Wong moved to Singapore from Hong Kong in 1996 with her two children and joined Singapore General Hospital (SGH) as an assistant nurse. She then joined Woffles Wu Aesthetic & Laser Centre as a receptionist-cum-cashier in October 2000.
By March 2004, Wong had found a loophole in how the clinic did its accounts.
She had noticed the invoice booklets used by the clinic were purchased from stationery shops. Each invoice was in triplicate – the white copy went to the client, the pink one was put in the client’s patient file, and the blue filed for audit purposes.
Wong’s crime spree began when she bought similar booklets with the same serial numbers.
When clients made payments with cash, she would write them a receipt from her own invoice booklet with the correct amount. She would then fill up the clinic’s invoice booklet with an underdeclared amount, and pocket the difference.
Alternatively, she would issue invoices from the clinic’s booklet, but throw away the pink and blue copies and replace these wth the same coloured copies from her booklet, indicating lower amounts.
She was sacked on October 18,2008 after her crime was discovered, and the police were notified. Court documents revealed that she misappropriated amounts of between S$20 and S$1,900.
Defence counsel A.P. Thirumurthy pleaded for a jail term of one year, stating that Wong was suffering from kidney ailments and psychiatric illness. She was diagnosed with an adjustment disorder with depressed mood as a result of being found out.
She could have been jailed up to seven years and fined for each of the two CBT offences she pleaded guilty to. Four similar charges were taken into consideration in sentencing.
Mr Thirumurthy revealed that she only began embezzling the money because she was facing difficulties paying the family expenses and her 14-year-old son’s school fees. The divorcee also has an elder daughter who lives in Hong Kong.

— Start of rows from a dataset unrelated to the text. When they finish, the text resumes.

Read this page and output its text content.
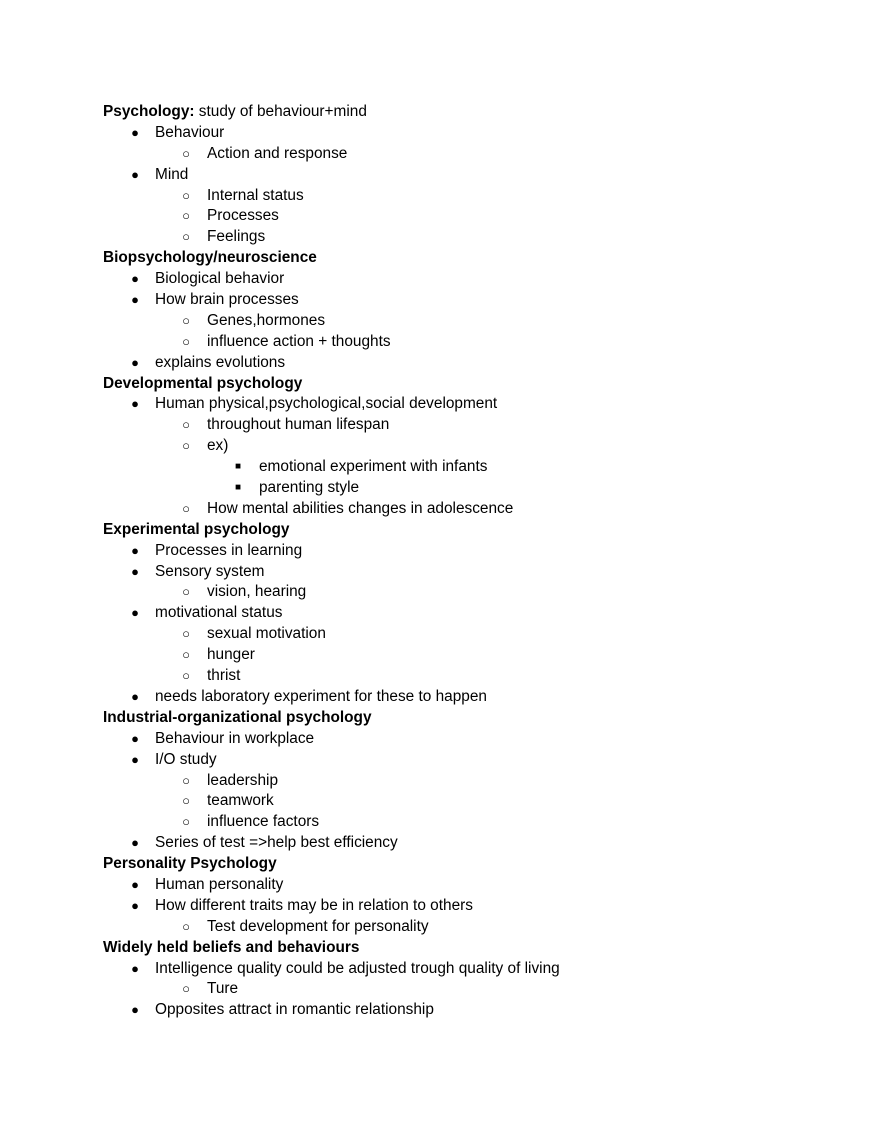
Psychology: study of behaviour+mind
● Behaviour
○ Action and response
● Mind
○ Internal status
○ Processes
○ Feelings
Biopsychology/neuroscience
● Biological behavior
● How brain processes
○ Genes,hormones
○ influence action + thoughts
● explains evolutions
Developmental psychology
● Human physical,psychological,social development
○ throughout human lifespan
○ ex)
■ emotional experiment with infants
■ parenting style
○ How mental abilities changes in adolescence
Experimental psychology
● Processes in learning
● Sensory system
○ vision, hearing
● motivational status
○ sexual motivation
○ hunger
○ thrist
● needs laboratory experiment for these to happen
Industrial-organizational psychology
● Behaviour in workplace
● I/O study
○ leadership
○ teamwork
○ influence factors
● Series of test =>help best efficiency
Personality Psychology
● Human personality
● How different traits may be in relation to others
○ Test development for personality
Widely held beliefs and behaviours
● Intelligence quality could be adjusted trough quality of living
○ Ture
● Opposites attract in romantic relationship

However, Deputy Public Prosecutor Adrian Ooi argued for a stiffer sentence, saying that no restitution has been made.
District Judge Jill Tan said the court could not ignore the large amount Wong misappropriated, and how the offences were committed over an extended period of time.
Wong, who limped into the courtroom wearing a neck brace, grimaced upon receiving the sentence.
Dr Wu, who was a plastic surgeon in SGH and left in 2000 for private practice, told the paper that the episode made him “very distressed and depressed”. He revealed that he hired Wong because he considered her one of the better workers.
“At my clinic, she would often stay on after everyone had left. I thought she was very hardworking, but she was probably staying back to carry out her crime,” he said.
Her theft was discovered when a colleague noticed that the colour of the blue copy of an invoice did not match other blue copies.
Dr Wu said, “Teresa confessed and I gave her another chance but she went back to stealing from me after only one day.”
He added that within three months after the clinic reported her to the police, Wong went to the Ministry of Manpower (MOM), Ministry of Health and the Singapore Medical Council, complaining that he had not allowed her to go on medical leave since 2003.
He denied this, saying, “When the MOM called me, I explained that if she still had the medical certificates, she could not have applied for medical leave. Our system was to file away the medical certificate as proof that an employee was ill.”
Dr Wu also said that a few of his patients had told him they had seen Wong wining and dining in fancy restaurants with her boyfriend. “To me, that was her personal life; then I found out she was living it up with my money.”
He has since implemented safeguards in the clinic’s accounts.